16. CHAPTER XVI : THE NEW RULER

The flier upon whose deck Dejah Thoris and I found ourselves after twelve long years of separation proved entirely useless. Her buoyancy tanks leaked badly. Her engine would not start. We were helpless there in mid air above the arctic ice.

The craft had drifted across the chasm which held the corpses of Matai Shang, Thurid, and Phaidor, and now hung above a low hill. Opening the buoyancy escape valves I permitted her to come slowly to the ground, and as she touched, Dejah Thoris and I stepped from her deck and, hand in hand, turned back across the frozen waste toward the city of Kadabra.

Through the tunnel that had led me in pursuit of them we passed, walking slowly, for we had much to say to each other.

She told me of that last terrible moment months before when the door of her prison cell within the Temple of the Sun was slowly closing between us. Of how Phaidor had sprung upon her with uplifted dagger, and of Thuvia's shriek as she had realized the foul intention of the thern goddess.

It had been that cry that had rung in my ears all the long, weary months that I had been left in cruel doubt as to my princess' fate; for I had not known that Thuvia had wrested the blade from the daughter of Matai Shang before it had touched either Dejah Thoris or herself.

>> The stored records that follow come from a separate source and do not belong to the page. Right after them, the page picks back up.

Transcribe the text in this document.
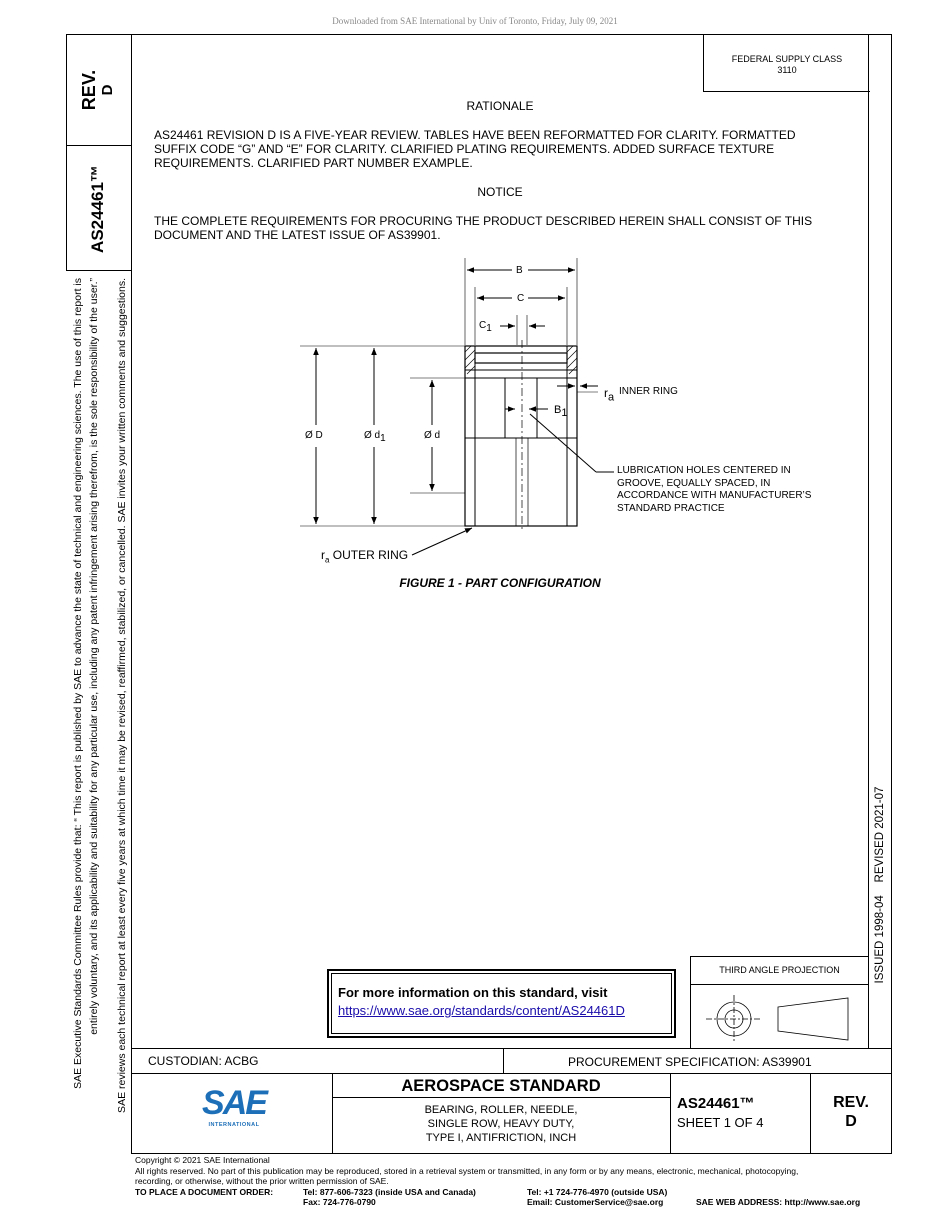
Downloaded from SAE International by Univ of Toronto, Friday, July 09, 2021
REV. D
AS24461™
SAE Executive Standards Committee Rules provide that: “ This report is published by SAE to advance the state of technical and engineering sciences. The use of this report is entirely voluntary, and its applicability and suitability for any particular use, including any patent infringement arising therefrom, is the sole responsibility of the user.” SAE reviews each technical report at least every five years at which time it may be revised, reaffirmed, stabilized, or cancelled. SAE invites your written comments and suggestions.	ISSUED 1998-04    REVISED 2021-07
FEDERAL SUPPLY CLASS
3110
RATIONALE
AS24461 REVISION D IS A FIVE-YEAR REVIEW. TABLES HAVE BEEN REFORMATTED FOR CLARITY. FORMATTED
SUFFIX CODE “G” AND “E” FOR CLARITY. CLARIFIED PLATING REQUIREMENTS. ADDED SURFACE TEXTURE
REQUIREMENTS. CLARIFIED PART NUMBER EXAMPLE.
NOTICE
THE COMPLETE REQUIREMENTS FOR PROCURING THE PRODUCT DESCRIBED HEREIN SHALL CONSIST OF THIS
DOCUMENT AND THE LATEST ISSUE OF AS39901.
B
C
$C_1$
$r_a$ INNER RING
$B_1$
Ø D	Ø $d_1$	Ø d
LUBRICATION HOLES CENTERED IN
GROOVE, EQUALLY SPACED, IN
ACCORDANCE WITH MANUFACTURER’S
STANDARD PRACTICE
$r_a$ OUTER RING
FIGURE 1 - PART CONFIGURATION
For more information on this standard, visit
https://www.sae.org/standards/content/AS24461D
THIRD ANGLE PROJECTION
CUSTODIAN: ACBG	PROCUREMENT SPECIFICATION: AS39901
SAE
INTERNATIONAL
AEROSPACE STANDARD
BEARING, ROLLER, NEEDLE,
SINGLE ROW, HEAVY DUTY,
TYPE I, ANTIFRICTION, INCH
AS24461™
SHEET 1 OF 4
REV.
D
Copyright © 2021 SAE International
All rights reserved. No part of this publication may be reproduced, stored in a retrieval system or transmitted, in any form or by any means, electronic, mechanical, photocopying,
recording, or otherwise, without the prior written permission of SAE.
TO PLACE A DOCUMENT ORDER:	Tel: 877-606-7323 (inside USA and Canada)
Fax: 724-776-0790
Tel: +1 724-776-4970 (outside USA)
Email: CustomerService@sae.org	SAE WEB ADDRESS: http://www.sae.org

She told me, too, of the awful eternity of her imprisonment. Of the cruel hatred of Phaidor, and the tender love of Thuvia, and of how even when despair was the darkest those two red girls had clung to the same hope and belief--that John Carter would find a way to release them.

Presently we came to the chamber of Solan. I had been proceeding without thought of caution, for I was sure that the city and the palace were both in the hands of my friends by this time.

And so it was that I bolted into the chamber full into the midst of a dozen nobles of the court of Salensus Oll. They were passing through on their way to the outside world along the corridors we had just traversed.